Mitsotakis Will Promise Greeks Harvest Moon at Thessaloniki Fair

ATHENS – Besieged on a number of fronts by rivals, Prime Minister Kyriakos Mitsotakis is readying to deliver at the Thessaloniki International Fair (TIF) more aid for Greeks as he looks to a re-election campaign in 2023.

That will include housing for the young locked out by rising rents and foreign investors buying up chunks of neighborhoods in Athens to convert them into short-term rentals and profits, said Kathimerini.

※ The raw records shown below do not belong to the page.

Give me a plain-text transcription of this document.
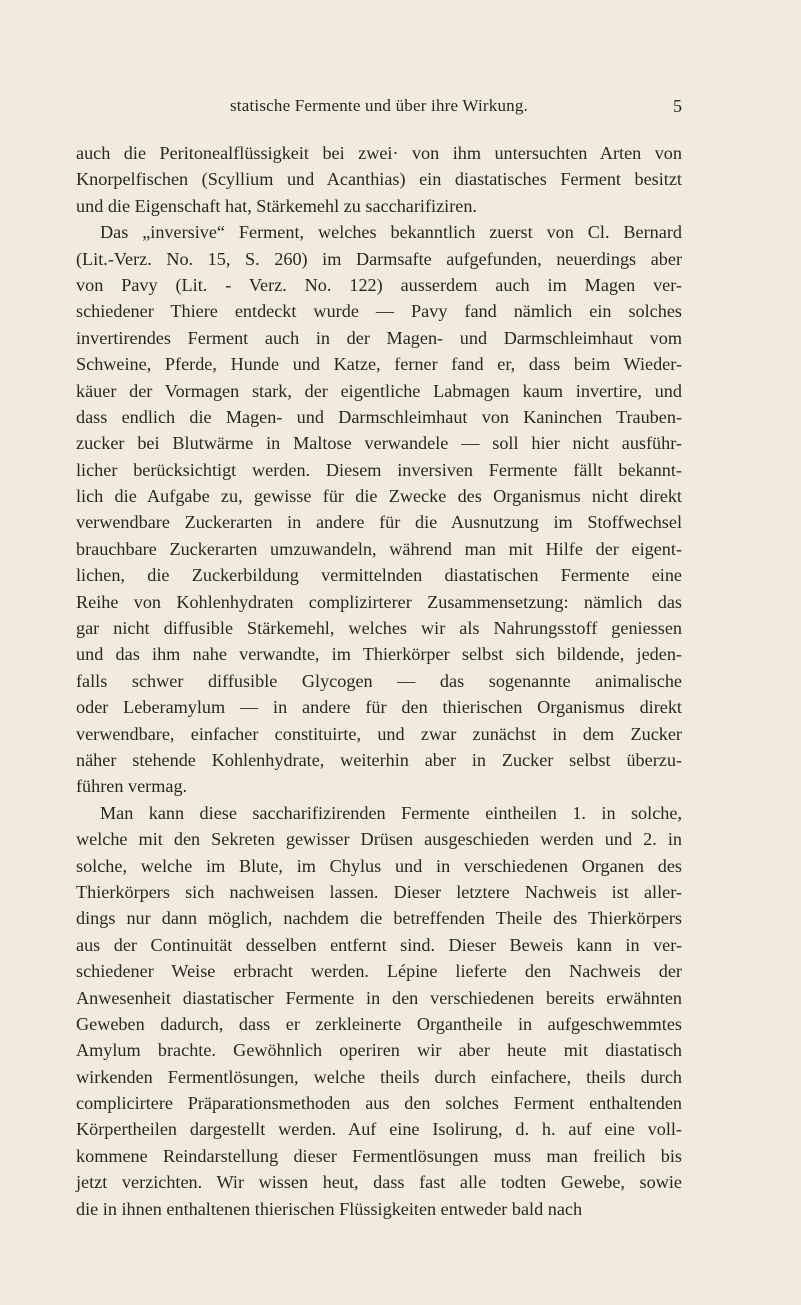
statische Fermente und über ihre Wirkung.	5
auch die Peritonealflüssigkeit bei zwei· von ihm untersuchten Arten von
Knorpelfischen (Scyllium und Acanthias) ein diastatisches Ferment besitzt
und die Eigenschaft hat, Stärkemehl zu saccharifiziren.
Das „inversive“ Ferment, welches bekanntlich zuerst von Cl. Bernard
(Lit.-Verz. No. 15, S. 260) im Darmsafte aufgefunden, neuerdings aber
von Pavy (Lit. - Verz. No. 122) ausserdem auch im Magen ver-
schiedener Thiere entdeckt wurde — Pavy fand nämlich ein solches
invertirendes Ferment auch in der Magen- und Darmschleimhaut vom
Schweine, Pferde, Hunde und Katze, ferner fand er, dass beim Wieder-
käuer der Vormagen stark, der eigentliche Labmagen kaum invertire, und
dass endlich die Magen- und Darmschleimhaut von Kaninchen Trauben-
zucker bei Blutwärme in Maltose verwandele — soll hier nicht ausführ-
licher berücksichtigt werden. Diesem inversiven Fermente fällt bekannt-
lich die Aufgabe zu, gewisse für die Zwecke des Organismus nicht direkt
verwendbare Zuckerarten in andere für die Ausnutzung im Stoffwechsel
brauchbare Zuckerarten umzuwandeln, während man mit Hilfe der eigent-
lichen, die Zuckerbildung vermittelnden diastatischen Fermente eine
Reihe von Kohlenhydraten complizirterer Zusammensetzung: nämlich das
gar nicht diffusible Stärkemehl, welches wir als Nahrungsstoff geniessen
und das ihm nahe verwandte, im Thierkörper selbst sich bildende, jeden-
falls schwer diffusible Glycogen — das sogenannte animalische
oder Leberamylum — in andere für den thierischen Organismus direkt
verwendbare, einfacher constituirte, und zwar zunächst in dem Zucker
näher stehende Kohlenhydrate, weiterhin aber in Zucker selbst überzu-
führen vermag.
Man kann diese saccharifizirenden Fermente eintheilen 1. in solche,
welche mit den Sekreten gewisser Drüsen ausgeschieden werden und 2. in
solche, welche im Blute, im Chylus und in verschiedenen Organen des
Thierkörpers sich nachweisen lassen. Dieser letztere Nachweis ist aller-
dings nur dann möglich, nachdem die betreffenden Theile des Thierkörpers
aus der Continuität desselben entfernt sind. Dieser Beweis kann in ver-
schiedener Weise erbracht werden. Lépine lieferte den Nachweis der
Anwesenheit diastatischer Fermente in den verschiedenen bereits erwähnten
Geweben dadurch, dass er zerkleinerte Organtheile in aufgeschwemmtes
Amylum brachte. Gewöhnlich operiren wir aber heute mit diastatisch
wirkenden Fermentlösungen, welche theils durch einfachere, theils durch
complicirtere Präparationsmethoden aus den solches Ferment enthaltenden
Körpertheilen dargestellt werden. Auf eine Isolirung, d. h. auf eine voll-
kommene Reindarstellung dieser Fermentlösungen muss man freilich bis
jetzt verzichten. Wir wissen heut, dass fast alle todten Gewebe, sowie
die in ihnen enthaltenen thierischen Flüssigkeiten entweder bald nach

But as he deals with the waning COVID-19 pandemic, Turkish threats, record inflation, a spyware scandal and pouring billions of subsidies into helping households swamped with soaring electric bills, the major opposition SYRIZA is taking pot shots at him.

He will also announce pension increases, the first in more than a decade after they were held down by austerity measures as part of eight years of international bailouts of 326 billion euros ($325.97 billion) from 2010-18.

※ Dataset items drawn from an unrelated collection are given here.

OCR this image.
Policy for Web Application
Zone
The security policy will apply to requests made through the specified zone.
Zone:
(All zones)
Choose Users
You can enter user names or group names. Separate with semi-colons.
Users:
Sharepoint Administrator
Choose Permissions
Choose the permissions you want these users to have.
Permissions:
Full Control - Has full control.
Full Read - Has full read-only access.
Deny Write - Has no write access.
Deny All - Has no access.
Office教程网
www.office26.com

The housing scheme will reportedly cost some 1.5 billion euros ($1.5 billion) although the Finance Ministry said state coffers are running low because of energy aid, despite tourism revenues on a course to bring in as much as 20 billion euros ($20 billion) in 2022.

More than a million pensioners will be a benefit bump that will cost another 450 million euros ($449.96 million) among the pre-election handouts traditionally given at TIF by ruling governments.

The government has decided to pay up to 90 percent of electric bills that doubled in the aftermath of Russia’s invasion of Ukraine and the possibility of losing part or all of Russian oil and gas supplies.

The aid to pensioners was a political payoff, said the paper, because it targets a huge voting bloc said to be friendly to New Democracy but also the rising PASOK Socialists, whose leader Nikos Androulakis, had his phone bugged by the National Intelligence Service (EYP) that’s under Mitsotakis’ control, although the Premier said he wasn’t informed about it.

In the 2019 elections bringing Mitsotakis to power in a rout over the Radical Left SYRIZA, 46.6 percent of pensioners voted for ND and 10.9 percent for PASOK-KINAL, the Leftists out of favor for keeping austerity measures harmful to the retirees.

Housing aid for the young, the report said, was aimed at draining support for SYRIZA, which got 38 percent of their vote in 2019 to 30.4 percent for New Democracy which wants to bring them into the fold.